O governo britânico informou ter chegado a um acordo com a polícia sobre quais documentos relativos à nomeação do ex-embaixador no Reino Unido, Peter Mandelson, poderão ser divulgados. O compromisso foi anunciado pelo Intelligence and Security Committee (Comitê de Inteligência e Segurança) nesta quinta-feira.
Mandelson, 72 anos, foi detido na segunda-feira sob suspeita de abuso de poder público, após revelações sobre seus vínculos com Jeffrey Epstein. Ele foi libertado sob custódia, enquanto a investigação segue em curso.
O comitê destacou que julgará, de forma independente, quais materiais podem se tornar públicos, sem interferência do gabinete do primeiro ministro nem de outros órgãos do governo. A expectativa é publicar a primeira leva de documentos no começo de março.

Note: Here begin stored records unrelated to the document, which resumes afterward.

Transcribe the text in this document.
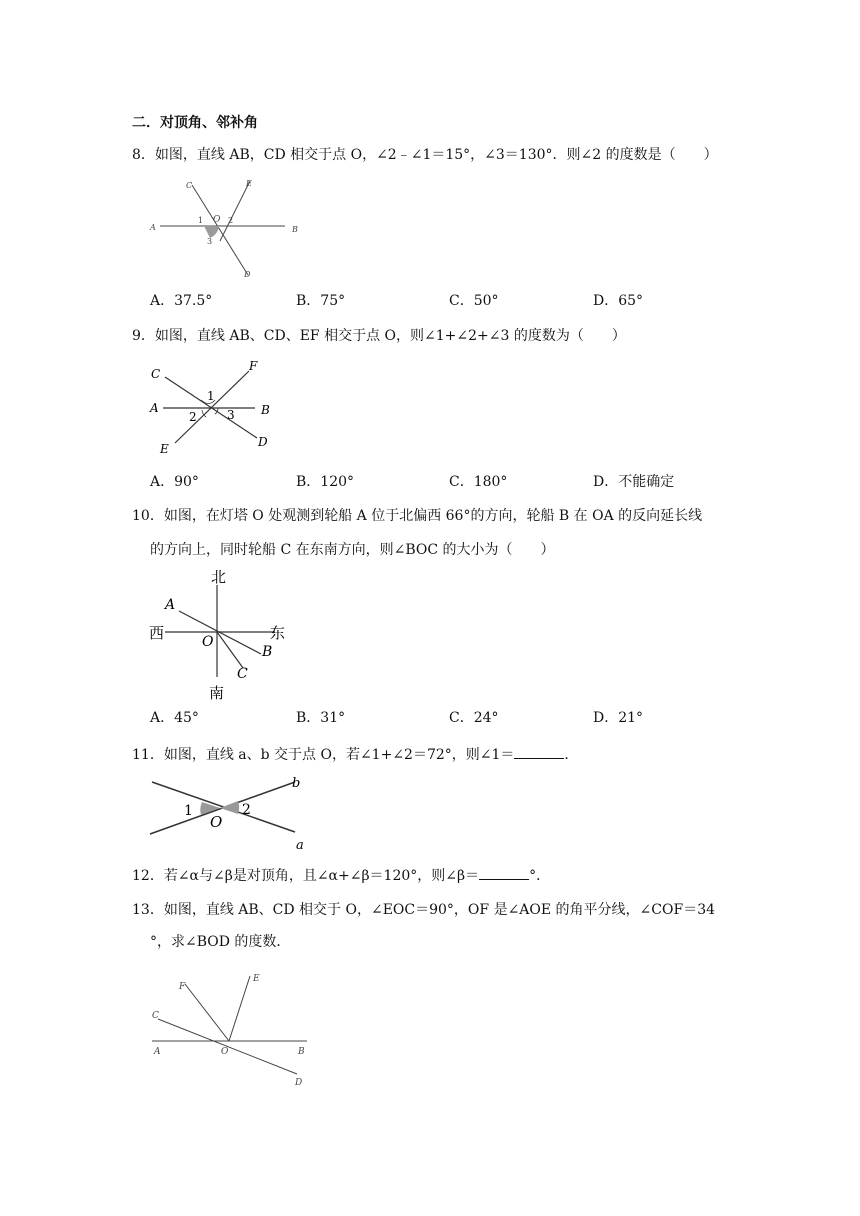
二．对顶角、邻补角
8．如图，直线 AB，CD 相交于点 O，∠2﹣∠1＝15°，∠3＝130°．则∠2 的度数是（　　）
A	B
C
D
E
O
1	2
3
A．37.5°	B．75°	C．50°	D．65°
9．如图，直线 AB、CD、EF 相交于点 O，则∠1+∠2+∠3 的度数为（　　）
A	B
C
D
E
F
1
2	3
A．90°	B．120°	C．180°	D．不能确定
10．如图，在灯塔 O 处观测到轮船 A 位于北偏西 66°的方向，轮船 B 在 OA 的反向延长线
的方向上，同时轮船 C 在东南方向，则∠BOC 的大小为（　　）
北
南
西	东
A
B
C
O
A．45°	B．31°	C．24°	D．21°
11．如图，直线 a、b 交于点 O，若∠1+∠2＝72°，则∠1＝	．
1	2
O
b
a
12．若∠α与∠β是对顶角，且∠α+∠β＝120°，则∠β＝	°．
13．如图，直线 AB、CD 相交于 O，∠EOC＝90°，OF 是∠AOE 的角平分线，∠COF＝34
°，求∠BOD 的度数．
A	B
C
D
E
F
O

Comitê Independente de Divulgação de Documentos
O Comitê informou que está recebendo materiais do Cabinet Office provenientes de diferentes ministérios. O órgão deve indicar, em breve, quando receberá as primeiras informações e quantos itens compõem a primeira remessa.
Um porta-voz do governo afirmou que há avanço em várias solicitações e que o ritmo de publicação está sendo acelerado. Não há confirmação de datas adicionais além da previsão de início em março.
OLAF acompanha conduta de Mandelson
A OLAF, escritório anti-fraude da União Europeia, disse que está analisando ações de Mandelson durante seu mandato como comissário britânico ao comércio em Bruxelas entre 2004 e 2008, a pedido da Comissão Europeia. A agência ressaltou que a avaliação não configura uma abertura de investigação formal e respeita a presunção de inocência.
Advogados de Mandelson não comentaram o assunto de imediato. A detenção ocorre em meio a investigações que também envolvem o histórico vínculo com Epstein; e Andrew Mountbatten-Windsor, irmão do rei Charles, foi preso recentemente em relação a acusações separadas.